Heureux les fêlés…
Pour réunir les pensées, réflexions et aphorismes qui constituent Heureux les fêlés… pendant deux ans, Françoise Audouard, la femme d’Yvan, a relu chacun des quelque quatre-vingts livres de la bibliographie de son mari : contes provençaux, essais polémiques, romans policiers, romans et autres livres de circonstance. De cette turbulente marmaille, elle a extrait les aphorismes, les phrases isolées, les lignes de dialogues qui étaient une de ses marques de fabrique et sa meilleure part. S’y sont ajoutés des « mots » recueillis de lui au cours des dernières semaines de sa vie.

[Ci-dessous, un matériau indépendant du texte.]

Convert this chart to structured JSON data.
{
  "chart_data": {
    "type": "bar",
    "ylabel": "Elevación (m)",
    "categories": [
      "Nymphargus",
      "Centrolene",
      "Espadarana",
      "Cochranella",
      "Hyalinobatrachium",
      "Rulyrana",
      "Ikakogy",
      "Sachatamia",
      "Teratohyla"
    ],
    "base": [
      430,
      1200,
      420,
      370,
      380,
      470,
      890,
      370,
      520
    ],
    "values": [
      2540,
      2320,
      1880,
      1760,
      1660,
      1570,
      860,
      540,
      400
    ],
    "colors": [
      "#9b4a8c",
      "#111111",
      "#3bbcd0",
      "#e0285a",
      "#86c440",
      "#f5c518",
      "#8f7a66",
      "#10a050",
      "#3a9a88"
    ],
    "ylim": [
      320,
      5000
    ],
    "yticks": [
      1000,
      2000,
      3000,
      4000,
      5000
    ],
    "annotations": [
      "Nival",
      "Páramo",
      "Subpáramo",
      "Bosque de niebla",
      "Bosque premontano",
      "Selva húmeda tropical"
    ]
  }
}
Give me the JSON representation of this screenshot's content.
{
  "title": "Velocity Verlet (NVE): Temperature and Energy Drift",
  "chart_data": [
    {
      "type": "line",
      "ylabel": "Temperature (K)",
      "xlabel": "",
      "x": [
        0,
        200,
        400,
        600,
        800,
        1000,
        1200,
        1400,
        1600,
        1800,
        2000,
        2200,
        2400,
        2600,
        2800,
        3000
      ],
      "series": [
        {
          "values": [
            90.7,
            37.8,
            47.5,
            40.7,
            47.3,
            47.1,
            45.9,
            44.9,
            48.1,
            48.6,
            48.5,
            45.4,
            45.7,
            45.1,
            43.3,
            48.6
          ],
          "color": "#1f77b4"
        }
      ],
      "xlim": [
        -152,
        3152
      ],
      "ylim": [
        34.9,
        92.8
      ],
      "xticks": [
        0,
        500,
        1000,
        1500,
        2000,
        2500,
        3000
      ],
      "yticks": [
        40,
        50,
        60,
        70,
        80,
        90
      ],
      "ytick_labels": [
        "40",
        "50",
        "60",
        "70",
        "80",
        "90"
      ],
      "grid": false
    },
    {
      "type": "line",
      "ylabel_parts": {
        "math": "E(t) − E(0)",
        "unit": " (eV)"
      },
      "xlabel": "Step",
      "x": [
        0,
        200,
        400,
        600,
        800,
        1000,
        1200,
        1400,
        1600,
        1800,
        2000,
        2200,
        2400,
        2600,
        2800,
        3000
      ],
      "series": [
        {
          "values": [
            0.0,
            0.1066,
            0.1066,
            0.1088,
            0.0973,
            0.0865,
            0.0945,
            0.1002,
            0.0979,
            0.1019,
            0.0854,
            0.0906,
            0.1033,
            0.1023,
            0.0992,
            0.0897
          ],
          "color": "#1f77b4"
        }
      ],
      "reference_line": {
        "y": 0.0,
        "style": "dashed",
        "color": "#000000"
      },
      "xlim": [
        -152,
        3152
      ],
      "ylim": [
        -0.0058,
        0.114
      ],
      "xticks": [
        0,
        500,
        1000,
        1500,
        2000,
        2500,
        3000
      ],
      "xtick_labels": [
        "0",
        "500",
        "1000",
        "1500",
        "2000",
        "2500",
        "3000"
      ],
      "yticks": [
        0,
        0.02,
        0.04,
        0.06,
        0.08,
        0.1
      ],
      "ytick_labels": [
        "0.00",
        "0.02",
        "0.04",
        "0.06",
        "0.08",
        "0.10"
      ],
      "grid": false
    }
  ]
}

Yvan Audouard a toujours montré un goût pour la saillie, le mot d’esprit, le haïku à la Lutèce, l’à-peu-près, l’épigramme – tout ce qu’il y a de bref dans la littérature. Mais son talent ne se limitait pas au pastiche, à la provençalerie, au bon mot de fin de repas. Des esprits superficiels, qu’il alimentait par ses propres provocations, crurent que le chroniqueur féroce du Canard enchaîné n’était qu’un impertinent. Avec le temps il acquit une sagesse qu’il dispensait à chacun sous la forme d’une sorte de bouddhisme provençal… Pour l’apprécier, nul besoin de l’avoir connu : il vous suffira en lisant ces phrases de fermer les yeux et de vous imaginer assis à ses côtés, à l’ombre croisée de l’abricotier (dit « cascaréléjeur ») et du figuier de son jardin de Fontvieille, le coeur de sa Provence, son centre du monde.